My gas can is plastic and has a very fine-micron screen built into it's spout. And then I also store the gas can, and my kart in the garage with a completely empty fuel tank, lines and carb. I also replace my karts in-line fuel filter often and with the highest quality filter available.
So as a result, I've never once had dirty carb problems with my Tecumseh or any of my other engines.
______________________
Does anyone know if all Tecumseh engines originally came with a factory installed fuel filter or some type of strainer screen?

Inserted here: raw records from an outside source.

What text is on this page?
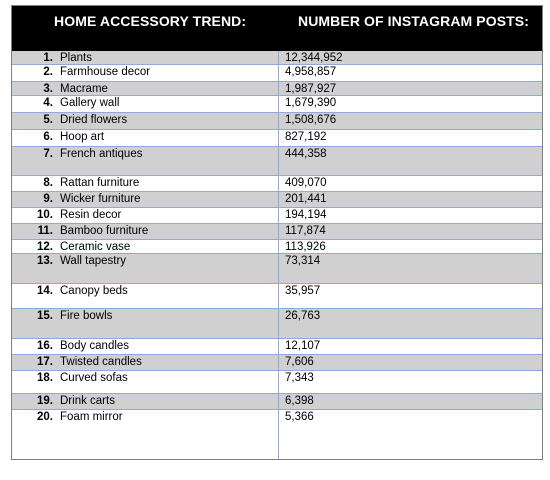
HOME ACCESSORY TREND:	NUMBER OF INSTAGRAM POSTS:
1. Plants	12,344,952
2. Farmhouse decor	4,958,857
3. Macrame	1,987,927
4. Gallery wall	1,679,390
5. Dried flowers	1,508,676
6. Hoop art	827,192
7. French antiques	444,358
8. Rattan furniture	409,070
9. Wicker furniture	201,441
10. Resin decor	194,194
11. Bamboo furniture	117,874
12. Ceramic vase	113,926
13. Wall tapestry	73,314
14. Canopy beds	35,957
15. Fire bowls	26,763
16. Body candles	12,107
17. Twisted candles	7,606
18. Curved sofas	7,343
19. Drink carts	6,398
20. Foam mirror	5,366
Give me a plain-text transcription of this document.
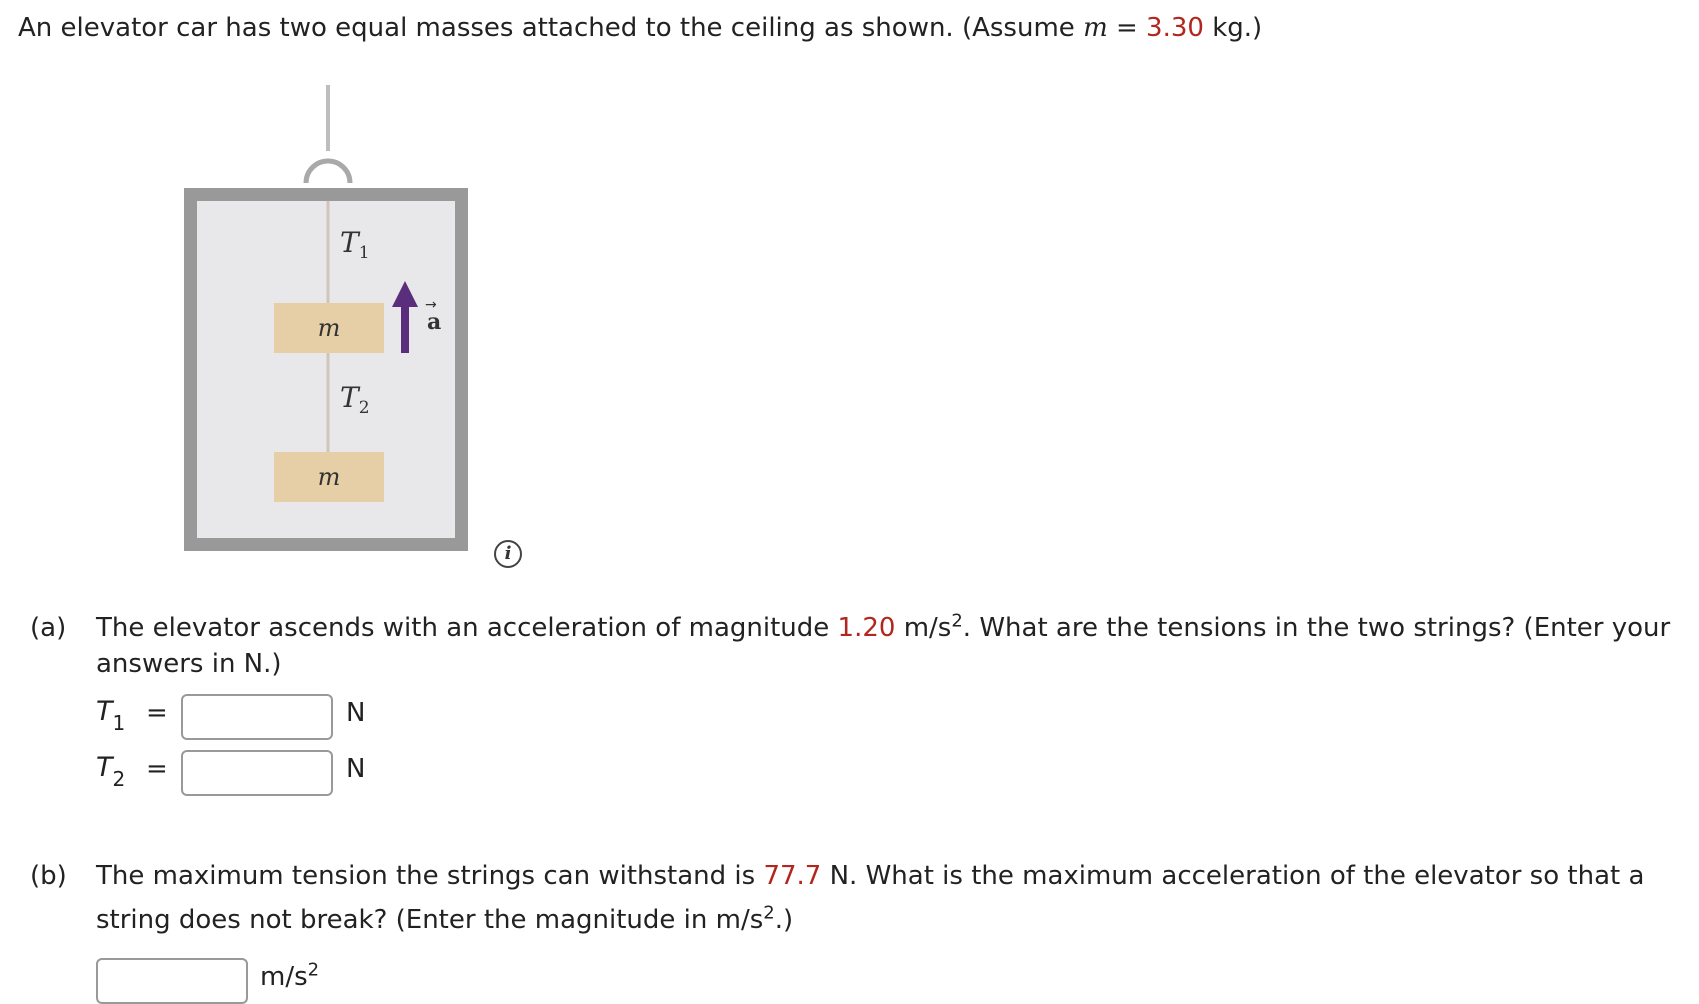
An elevator car has two equal masses attached to the ceiling as shown. (Assume m = 3.30 kg.)
$T_1$
$T_2$
m
m
a
→
i
(a) The elevator ascends with an acceleration of magnitude 1.20 $m/s^2$. What are the tensions in the two strings? (Enter your answers in N.)
$T_1$ =	N
$T_2$ =	N
(b) The maximum tension the strings can withstand is 77.7 N. What is the maximum acceleration of the elevator so that a string does not break? (Enter the magnitude in $m/s^2$.)
$m/s^2$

If they do, It must not work very well... Either that or lots of guys just neglect to replace or clean it out so these dirty carb problems dont just happen all over again.
_______________________
Also: simply using a product like Sta-bil:--> http://www.i4at.org/surv/sta-bil.htm
Will help keep your gas from going bad causing you all kinds of similar problems.
Lots of guys just dont seem to realise how fast our modern gasoline can start to go bad nowadays. It doesn't take very long...
__________________________
We all just need to be more aware of these issues and help pass the word on to newbies here on DIY
Our slogan could be: Its a whole lot easier to keep it out now, than clean it out later!"